Why does economic insecurity hurt? The cause is likely rooted in human psychology. When people encounter economic insecurity, they typically feel a loss of control. A sense of control is one of the foundational elements of well-being. When people lose this sense of control, their body goes a bit haywire and responds to stimuli differently — displaying weakened resilience and a lower pain threshold.

They went on to suggest that public and private organizations could do much to address the opioid crisis by restoring people's sense of personal control through policy changes designed to promote economic security. Increasing wages and reducing layoffs are obvious (if not always possible) solutions, but so are rent controls, education and childcare subsidies, and free-market policies aimed at reducing the cost of living.

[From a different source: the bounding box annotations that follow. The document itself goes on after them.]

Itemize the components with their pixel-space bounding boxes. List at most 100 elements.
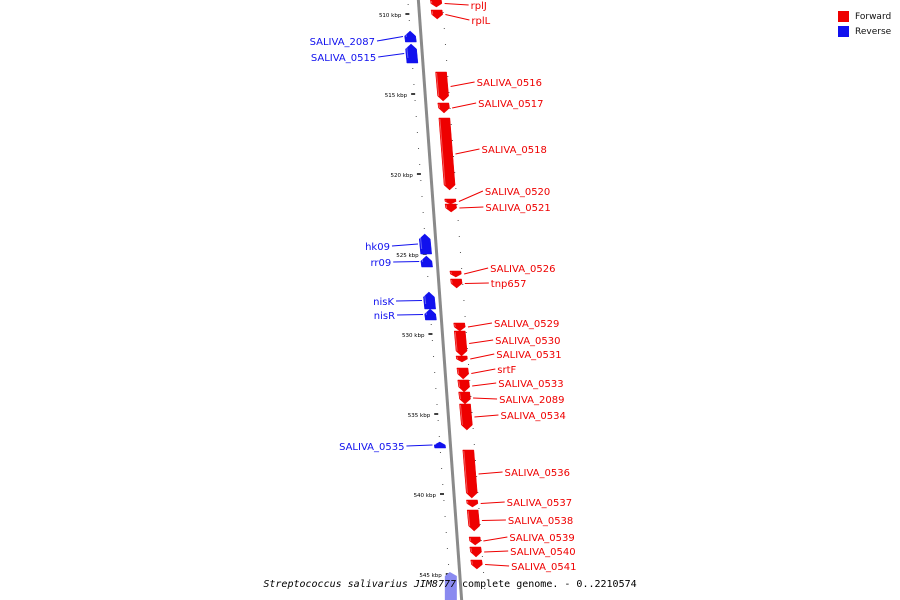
gene-saliva-2089 — [458, 391, 471, 405]
label-leader — [470, 353, 495, 360]
label-leader — [452, 102, 477, 109]
gene-highlight — [425, 309, 427, 316]
ruler-dot — [449, 108, 451, 109]
ruler-dot — [471, 412, 473, 413]
ruler-dot — [473, 444, 475, 445]
gene-highlight — [423, 292, 427, 305]
gene-saliva-0540 — [469, 546, 482, 558]
gene-highlight — [439, 118, 446, 186]
legend: Forward Reverse — [838, 9, 891, 39]
gene-label: rr09 — [370, 258, 391, 269]
ruler-dot — [431, 340, 433, 341]
label-leader — [444, 3, 469, 6]
label-leader — [469, 339, 494, 344]
gene-label: SALIVA_0536 — [505, 468, 570, 479]
gene-highlight — [445, 204, 448, 209]
gene-saliva-2087 — [404, 30, 417, 43]
ruler-dot — [439, 452, 441, 453]
gene-nisr — [424, 308, 437, 321]
ruler-dot — [433, 356, 435, 357]
legend-item-reverse: Reverse — [838, 24, 891, 39]
ruler-dot — [472, 428, 474, 429]
gene-srtf — [456, 367, 469, 380]
ruler-tick-label: 525 kbp — [396, 253, 419, 259]
ruler-dot — [456, 204, 458, 205]
gene-rplj — [430, 0, 443, 8]
gene-label: SALIVA_0515 — [311, 53, 376, 64]
ruler-dot — [437, 420, 439, 421]
ruler-dot — [436, 404, 438, 405]
ruler-dot — [463, 300, 465, 301]
label-leader — [467, 322, 493, 328]
gene-highlight — [430, 0, 433, 4]
ruler-tick-label: 530 kbp — [402, 333, 425, 339]
forward-swatch — [838, 11, 849, 22]
legend-label-forward: Forward — [855, 11, 892, 22]
gene-highlight — [471, 560, 473, 565]
ruler-dot — [479, 524, 481, 525]
label-leader — [478, 471, 503, 475]
label-leader — [483, 536, 508, 542]
gene-label: SALIVA_0541 — [511, 562, 576, 573]
ruler-dot — [422, 212, 424, 213]
gene-saliva-0516 — [435, 71, 449, 102]
gene-label: SALIVA_0540 — [510, 547, 575, 558]
gene-highlight — [457, 368, 460, 375]
ruler-dot — [461, 268, 463, 269]
gene-rr09 — [420, 255, 433, 268]
gene-label: rplL — [471, 16, 490, 27]
ruler-dot — [416, 132, 418, 133]
ruler-dot — [474, 460, 476, 461]
label-leader — [485, 564, 510, 567]
ruler-dot — [419, 164, 421, 165]
label-leader — [484, 550, 509, 553]
reverse-swatch — [838, 26, 849, 37]
gene-label: hk09 — [365, 242, 390, 253]
ruler-dot — [448, 92, 450, 93]
label-leader — [406, 444, 433, 447]
gene-hk09 — [418, 233, 432, 255]
ruler-dot — [478, 508, 480, 509]
ruler-dot — [444, 516, 446, 517]
gene-label: SALIVA_0539 — [509, 533, 574, 544]
gene-label: SALIVA_0534 — [500, 411, 565, 422]
gene-saliva-0531 — [455, 355, 468, 363]
gene-saliva-0530 — [453, 330, 468, 357]
gene-label: SALIVA_0526 — [490, 264, 555, 275]
ruler-dot — [414, 100, 416, 101]
ruler-dot — [415, 116, 417, 117]
gene-highlight — [463, 450, 468, 494]
ruler-dot — [444, 44, 446, 45]
gene-highlight — [458, 380, 461, 388]
ruler-dot — [451, 140, 453, 141]
gene-label: SALIVA_0521 — [485, 203, 550, 214]
ruler-dot — [446, 60, 448, 61]
ruler-dot — [466, 348, 468, 349]
gene-saliva-0517 — [437, 102, 450, 114]
ruler-dot — [447, 76, 449, 77]
ruler-tick-label: 510 kbp — [379, 13, 402, 19]
gene-features — [404, 0, 483, 600]
ruler-dot — [438, 436, 440, 437]
gene-label: SALIVA_0520 — [485, 187, 550, 198]
ruler-dot — [481, 556, 483, 557]
legend-item-forward: Forward — [838, 9, 891, 24]
ruler-dot — [455, 188, 457, 189]
gene-label: SALIVA_0518 — [481, 145, 546, 156]
ruler-dot — [480, 540, 482, 541]
label-leader — [378, 53, 405, 58]
label-leader — [481, 519, 506, 521]
gene-label: srtF — [497, 365, 516, 376]
label-leader — [464, 282, 489, 284]
label-leader — [376, 36, 404, 42]
ruler-dot — [418, 148, 420, 149]
ruler-dot — [448, 564, 450, 565]
ruler-dot — [413, 84, 415, 85]
label-leader — [464, 267, 489, 275]
ruler-dot — [430, 324, 432, 325]
gene-label: SALIVA_0530 — [495, 336, 560, 347]
gene-saliva-0526 — [449, 270, 462, 278]
ruler-dot — [462, 284, 464, 285]
ruler-dot — [427, 276, 429, 277]
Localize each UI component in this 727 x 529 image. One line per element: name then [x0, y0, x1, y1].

One of the questions on my practice's intake questionnaire asks whether the patient is experiencing financial insecurity. It has always struck me as a bit odd: compared to, say, the question that asks if they feel safe at home, there seemed to be little I could do in the clinic to lift the burden of someone's student loans or persistent joblessness. A similar argument has been made against proposals to present "Community Vital Signs" data in electronic health records - how are individual physicians supposed to act on information about social determinants of health? On the other hand, I can tell you all about the connections I've seen between economic stress and physical symptoms such as headaches or backaches, and how knowing more about my patients' day-to-day struggles to stay financially afloat has frequently averted our going down an unproductive path of invasive and/or expensive testing. So it isn't a stretch to suggest that well-intentioned government efforts to stem the tide of opioid overdoses may founder without explicitly addressing the social determinants of pain.